6 reasons employees love long weekends


6 reasons employees love long weekends

The Fourth of July is just around the corner and will no doubt be a welcome reprieve for your employees. There are many reasons why this particular holiday is such a big one each year, but just about any excuse for a long weekend is likely to be something your employees are looking forward to.

But from a manager's perspective, there's more to a long weekend than than just the day off — it can be a game-changer for your company. Read on to learn why:

1) It's not only an extra day off, it's a shorter work week

Everyone loves to have an extra day off from work, but logistically, it also makes the work week before or after the day off eight hours shorter, according to Career Minds. That provides a bit more of a mental vacation, as well, because there's just one fewer day where they have to worry about the normal stresses of work.

2) They don't have to come back to a mountain of emails

For many companies, you may experience situations where employees like taking a vacation, but also somewhat dread it, Career Minds noted. That's because they may feel like they have to work harder before they leave, and then return to a ton of work that went unattended in their absence. That usually won't be the case with a long weekend because almost everyone in your company — and everyone with whom your company does business — is also getting that one day off.

3) It gives everyone the chance to catch up on rest and relaxation

Employee burnout is a real problem for companies of all shapes and sizes but having that one extra day off takes the edge off an otherwise trying work schedule, according to CNN. Whether your workers use the day off to sleep in, have fun with friends and family or just "veg out" on the couch, it's likely to be a great mental reset for most.

4) It boosts team morale

Because long weekends can provide a mental and physical reprieve, everyone is likely to be in a better mood after (and sometimes, even before) the day off, CNN added. That kind of collective good mood, in turn, helps avoid interpersonal clashes and makes for a better working environment.

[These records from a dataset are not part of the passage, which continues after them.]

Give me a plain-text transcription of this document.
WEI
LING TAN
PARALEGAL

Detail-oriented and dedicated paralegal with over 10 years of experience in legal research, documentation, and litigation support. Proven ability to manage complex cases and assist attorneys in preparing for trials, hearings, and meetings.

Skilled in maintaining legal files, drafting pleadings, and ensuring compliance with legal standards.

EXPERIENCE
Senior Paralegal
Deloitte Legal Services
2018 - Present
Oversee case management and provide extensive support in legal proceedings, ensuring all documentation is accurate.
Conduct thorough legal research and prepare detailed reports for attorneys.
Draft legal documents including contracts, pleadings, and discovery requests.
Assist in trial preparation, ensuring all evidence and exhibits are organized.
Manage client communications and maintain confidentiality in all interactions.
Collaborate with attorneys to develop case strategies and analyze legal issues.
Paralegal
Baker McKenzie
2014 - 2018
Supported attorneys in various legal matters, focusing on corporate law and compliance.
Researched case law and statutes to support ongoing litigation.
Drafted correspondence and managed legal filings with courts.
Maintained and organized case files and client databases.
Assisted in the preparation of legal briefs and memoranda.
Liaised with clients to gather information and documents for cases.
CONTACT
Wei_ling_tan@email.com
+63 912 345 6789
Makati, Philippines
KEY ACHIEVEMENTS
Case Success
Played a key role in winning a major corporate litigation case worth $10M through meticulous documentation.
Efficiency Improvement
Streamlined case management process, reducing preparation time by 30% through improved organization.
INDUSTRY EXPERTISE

5) Everyone becomes more productive

Likewise, it has been shown that happier workplaces where burnout is less of an issue also tend to be more productive, according to Gowan Consulting. As such, your company should view the long weekend not as a day of lost productivity, but rather as a small time investment that pays for itself several times over in the days or weeks following the day off.

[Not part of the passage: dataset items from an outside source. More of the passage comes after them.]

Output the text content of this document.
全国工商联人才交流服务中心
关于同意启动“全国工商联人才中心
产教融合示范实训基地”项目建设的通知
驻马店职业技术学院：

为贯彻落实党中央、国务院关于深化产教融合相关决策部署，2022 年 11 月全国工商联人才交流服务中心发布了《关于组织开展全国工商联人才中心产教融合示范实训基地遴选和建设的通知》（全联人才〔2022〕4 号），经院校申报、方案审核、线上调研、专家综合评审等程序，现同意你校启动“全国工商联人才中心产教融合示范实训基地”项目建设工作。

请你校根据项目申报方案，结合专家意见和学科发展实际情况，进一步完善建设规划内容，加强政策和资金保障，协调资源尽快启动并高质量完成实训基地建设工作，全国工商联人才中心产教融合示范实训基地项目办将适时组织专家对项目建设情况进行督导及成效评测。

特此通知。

6) A little strategizing allows them to hit the ground running afterward

Finally, with all of the above in mind, it will be helpful to set expectations among workers and managers alike as to how the Independence Day long weekend (or any other) will work, Gowan Consulting said. Will anyone be required to check their email on the day off? What's the plan for when you all come back? The more you can do to clearly define the process, the better off everyone will be upon their return.